Family Life and BDSM
How does one find a safe balance between
a family life and a life of BDSM??
· schedule your adult play times
after the children are in bed.. or when they are out of the house.
- Attend local BDSM clubs and munches.
Find like-minded people and start having private play parties in one another's
homes, or exchange baby sitting weekends. (it helps if the children are
of the same age or close in age.. and at least get along, but it can work!)
· use discrete D/s symbols to
help stay focused during vanilla times.. for example.. a simple piece of
jewelry that has some significance to both Dom and sub, or for the brave
- a piercing or piercings or a rule of no undergarments to be worn, especially
under long skirts or pants;
· never leave toys lying around
- everything has a place and everything in its place - is a good rule of
thumb
· should a toy be found - do NOT
lie about what it is!

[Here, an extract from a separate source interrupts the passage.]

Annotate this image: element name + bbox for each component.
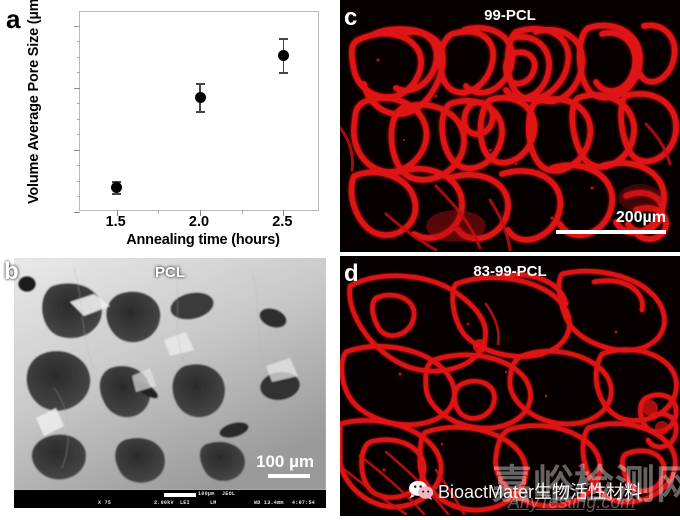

Children always know when adults lie and at all costs,
trust should not be jeopardized with children. Best answer is - these are
adult toys. When you are older we will discuss what adult toys are and how
they are used. Remember - children know that parents are sexual in one form
or another.. but they do NOT need details !

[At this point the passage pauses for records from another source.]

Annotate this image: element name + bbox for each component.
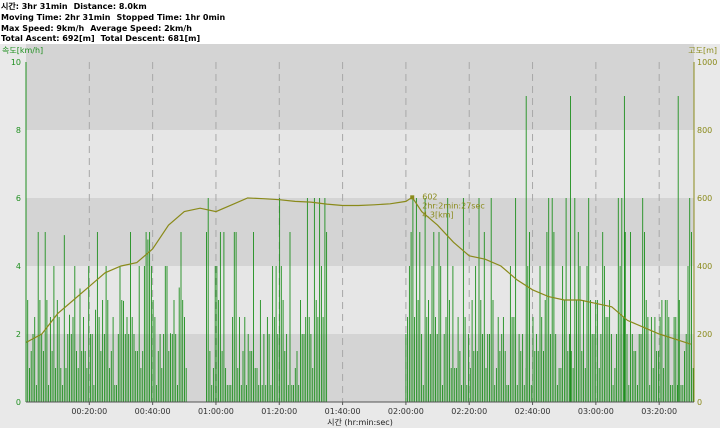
annotation-time: 2hr:2min:27sec xyxy=(422,201,485,210)
top-band xyxy=(26,44,694,62)
annotation-distance: 4.3[km] xyxy=(422,210,453,219)
stats-line-4: Total Ascent: 692[m] Total Descent: 681[m… xyxy=(1,33,206,44)
stats-panel: 시간: 3hr 31min Distance: 8.0km Moving Time… xyxy=(0,0,720,44)
x-tick-label: 03:00:00 xyxy=(578,407,614,416)
grid-band xyxy=(26,198,694,266)
right-tick-label: 600 xyxy=(697,194,712,203)
right-tick-label: 0 xyxy=(697,398,702,407)
annotation-marker xyxy=(410,195,415,200)
left-tick-label: 8 xyxy=(16,126,21,135)
moving-time: Moving Time: 2hr 31min xyxy=(1,13,111,22)
elevation-series xyxy=(25,196,691,345)
left-axis-label: 속도[km/h] xyxy=(2,46,43,55)
x-tick-label: 03:20:00 xyxy=(641,407,677,416)
x-tick-label: 00:40:00 xyxy=(135,407,171,416)
right-tick-label: 400 xyxy=(697,262,712,271)
grid-band xyxy=(26,130,694,198)
left-tick-label: 2 xyxy=(16,330,21,339)
x-tick-label: 01:40:00 xyxy=(325,407,361,416)
left-tick-label: 6 xyxy=(16,194,21,203)
stats-line-3: Max Speed: 9km/h Average Speed: 2km/h xyxy=(1,23,198,34)
total-descent: Total Descent: 681[m] xyxy=(100,34,201,43)
average-speed: Average Speed: 2km/h xyxy=(90,24,192,33)
stats-line-1: 시간: 3hr 31min Distance: 8.0km xyxy=(1,1,153,12)
x-tick-label: 02:00:00 xyxy=(388,407,424,416)
annotation-elevation: 602 xyxy=(422,192,437,201)
x-tick-label: 02:40:00 xyxy=(515,407,551,416)
left-tick-label: 0 xyxy=(16,398,21,407)
max-speed: Max Speed: 9km/h xyxy=(1,24,85,33)
x-tick-label: 01:00:00 xyxy=(198,407,234,416)
right-tick-label: 200 xyxy=(697,330,712,339)
stats-line-2: Moving Time: 2hr 31min Stopped Time: 1hr … xyxy=(1,12,231,23)
grid-band xyxy=(26,266,694,334)
total-time: 시간: 3hr 31min xyxy=(1,2,68,11)
right-axis-label: 고도[m] xyxy=(688,46,717,55)
left-tick-label: 4 xyxy=(16,262,21,271)
right-tick-label: 1000 xyxy=(697,58,717,67)
x-axis-label: 시간 (hr:min:sec) xyxy=(327,417,393,427)
x-tick-label: 01:20:00 xyxy=(261,407,297,416)
total-ascent: Total Ascent: 692[m] xyxy=(1,34,95,43)
x-tick-label: 02:20:00 xyxy=(451,407,487,416)
stopped-time: Stopped Time: 1hr 0min xyxy=(116,13,226,22)
distance: Distance: 8.0km xyxy=(73,2,147,11)
x-tick-label: 00:20:00 xyxy=(71,407,107,416)
left-tick-label: 10 xyxy=(11,58,21,67)
right-tick-label: 800 xyxy=(697,126,712,135)
grid-band xyxy=(26,62,694,130)
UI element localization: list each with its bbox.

· BE THE PARENT! do not try to
be your child's best friend! they have scores of friends but only one set
of parents! Do not be afraid to simply say.. "because I am the parent!"
· if one thinks about it.. D/s
is not a bad example for children! There are rules to follow in life and
everyone. including mom and dad must follow rules. This is a good value
to instill in all children.. not just children from a BDSM home.

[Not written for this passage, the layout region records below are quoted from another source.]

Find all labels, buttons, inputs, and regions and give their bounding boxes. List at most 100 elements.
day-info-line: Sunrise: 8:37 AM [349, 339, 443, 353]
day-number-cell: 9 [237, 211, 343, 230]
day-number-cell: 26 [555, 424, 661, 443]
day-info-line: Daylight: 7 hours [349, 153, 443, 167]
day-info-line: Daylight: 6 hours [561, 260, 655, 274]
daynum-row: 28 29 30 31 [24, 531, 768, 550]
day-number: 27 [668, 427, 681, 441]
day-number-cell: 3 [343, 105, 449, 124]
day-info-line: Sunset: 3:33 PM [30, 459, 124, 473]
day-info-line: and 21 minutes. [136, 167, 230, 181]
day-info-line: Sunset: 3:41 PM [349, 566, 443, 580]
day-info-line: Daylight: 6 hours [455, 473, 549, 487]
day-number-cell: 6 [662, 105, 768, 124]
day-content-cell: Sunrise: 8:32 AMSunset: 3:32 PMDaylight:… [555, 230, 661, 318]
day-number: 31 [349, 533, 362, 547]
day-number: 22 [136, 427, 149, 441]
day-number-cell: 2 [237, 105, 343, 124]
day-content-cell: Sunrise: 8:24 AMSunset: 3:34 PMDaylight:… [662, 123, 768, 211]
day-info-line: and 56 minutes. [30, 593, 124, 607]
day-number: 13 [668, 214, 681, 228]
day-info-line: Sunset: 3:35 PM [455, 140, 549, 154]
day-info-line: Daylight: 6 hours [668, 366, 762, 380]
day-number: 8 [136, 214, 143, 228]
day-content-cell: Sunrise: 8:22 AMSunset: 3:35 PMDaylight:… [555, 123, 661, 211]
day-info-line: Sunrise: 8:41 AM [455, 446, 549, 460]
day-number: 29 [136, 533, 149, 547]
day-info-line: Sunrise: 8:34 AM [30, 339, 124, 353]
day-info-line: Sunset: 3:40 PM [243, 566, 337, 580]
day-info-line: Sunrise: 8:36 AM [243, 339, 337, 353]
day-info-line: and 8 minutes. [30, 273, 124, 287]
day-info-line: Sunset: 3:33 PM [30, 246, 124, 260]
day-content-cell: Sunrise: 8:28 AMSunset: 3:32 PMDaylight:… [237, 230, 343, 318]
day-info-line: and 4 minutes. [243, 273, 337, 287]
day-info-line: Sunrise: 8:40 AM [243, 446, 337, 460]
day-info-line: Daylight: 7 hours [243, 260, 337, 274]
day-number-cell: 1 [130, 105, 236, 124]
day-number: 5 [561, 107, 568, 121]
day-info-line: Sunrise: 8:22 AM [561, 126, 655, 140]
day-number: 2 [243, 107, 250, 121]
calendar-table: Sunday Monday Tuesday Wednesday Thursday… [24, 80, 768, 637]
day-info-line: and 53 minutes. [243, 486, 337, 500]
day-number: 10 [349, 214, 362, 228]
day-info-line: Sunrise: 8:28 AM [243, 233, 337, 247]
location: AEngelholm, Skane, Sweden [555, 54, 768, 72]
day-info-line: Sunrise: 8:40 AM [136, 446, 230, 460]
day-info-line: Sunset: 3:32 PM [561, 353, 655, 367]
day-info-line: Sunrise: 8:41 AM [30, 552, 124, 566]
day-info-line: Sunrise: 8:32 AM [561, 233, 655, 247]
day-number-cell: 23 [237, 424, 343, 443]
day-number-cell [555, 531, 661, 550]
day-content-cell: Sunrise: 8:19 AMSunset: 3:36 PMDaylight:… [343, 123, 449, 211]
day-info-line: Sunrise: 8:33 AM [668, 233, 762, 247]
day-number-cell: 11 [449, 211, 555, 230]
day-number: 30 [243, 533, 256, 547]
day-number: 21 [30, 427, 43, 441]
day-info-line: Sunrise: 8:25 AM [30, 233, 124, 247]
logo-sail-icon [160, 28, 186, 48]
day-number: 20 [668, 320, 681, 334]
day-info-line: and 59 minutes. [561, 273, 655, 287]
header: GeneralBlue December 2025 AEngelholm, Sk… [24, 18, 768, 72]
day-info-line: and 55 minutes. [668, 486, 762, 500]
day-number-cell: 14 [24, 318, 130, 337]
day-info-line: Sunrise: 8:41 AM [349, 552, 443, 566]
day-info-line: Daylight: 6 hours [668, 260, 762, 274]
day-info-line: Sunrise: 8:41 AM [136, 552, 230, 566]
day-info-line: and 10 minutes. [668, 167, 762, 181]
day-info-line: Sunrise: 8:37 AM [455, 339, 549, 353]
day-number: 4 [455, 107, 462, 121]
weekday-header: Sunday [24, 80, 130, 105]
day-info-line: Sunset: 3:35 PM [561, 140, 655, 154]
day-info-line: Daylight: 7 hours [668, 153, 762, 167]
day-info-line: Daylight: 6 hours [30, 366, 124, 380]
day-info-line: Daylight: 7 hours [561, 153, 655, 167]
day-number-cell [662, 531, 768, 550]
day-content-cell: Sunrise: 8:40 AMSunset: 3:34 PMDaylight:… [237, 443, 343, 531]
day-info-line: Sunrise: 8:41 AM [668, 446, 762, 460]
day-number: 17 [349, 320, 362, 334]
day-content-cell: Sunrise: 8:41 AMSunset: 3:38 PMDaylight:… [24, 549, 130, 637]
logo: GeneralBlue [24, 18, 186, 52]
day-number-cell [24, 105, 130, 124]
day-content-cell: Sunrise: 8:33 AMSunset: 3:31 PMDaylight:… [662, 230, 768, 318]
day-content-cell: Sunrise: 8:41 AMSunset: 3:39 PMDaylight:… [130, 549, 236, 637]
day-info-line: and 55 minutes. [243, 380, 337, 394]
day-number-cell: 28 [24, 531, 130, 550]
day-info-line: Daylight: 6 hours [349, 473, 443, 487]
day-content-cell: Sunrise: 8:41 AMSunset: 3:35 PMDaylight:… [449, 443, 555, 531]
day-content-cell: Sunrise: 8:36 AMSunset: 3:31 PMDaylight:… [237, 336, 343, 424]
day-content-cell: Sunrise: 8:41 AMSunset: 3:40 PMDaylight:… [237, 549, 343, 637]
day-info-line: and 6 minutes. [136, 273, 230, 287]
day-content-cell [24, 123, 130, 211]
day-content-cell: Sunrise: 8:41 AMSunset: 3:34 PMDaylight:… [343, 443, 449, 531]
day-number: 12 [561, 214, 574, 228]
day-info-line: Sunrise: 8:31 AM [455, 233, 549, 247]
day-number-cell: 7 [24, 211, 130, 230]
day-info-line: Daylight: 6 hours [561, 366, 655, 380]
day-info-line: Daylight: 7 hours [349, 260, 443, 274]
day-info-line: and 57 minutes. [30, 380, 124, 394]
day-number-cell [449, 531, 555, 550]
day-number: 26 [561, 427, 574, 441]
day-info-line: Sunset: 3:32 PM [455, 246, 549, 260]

· love/boundaries/rules within
any family are most important. Children that feel loved, feel secure within
the boundaries set for them are happy well-adjusted children, and do not
act out.
· do not try to direct your child
into ANY lifestyle. Do not try and pattern them after you. Allow them the
freedom to explore and experiment SAFELY when they are ready! Support them
in their choices and lovingly be there for them if they need a shoulder
to lean on or an ear to listen to them.
One of the best lines i have ever heard
was:
"Mom and Dad have special adult
only things we like to do. You have your games and toys and we have ours.
When you are grown up, you'll take part in adult-only activities too, and
we hope that you will be as happy as we are!"
Remember - common sense goes a long way
in raising children in and out of a BDSM household!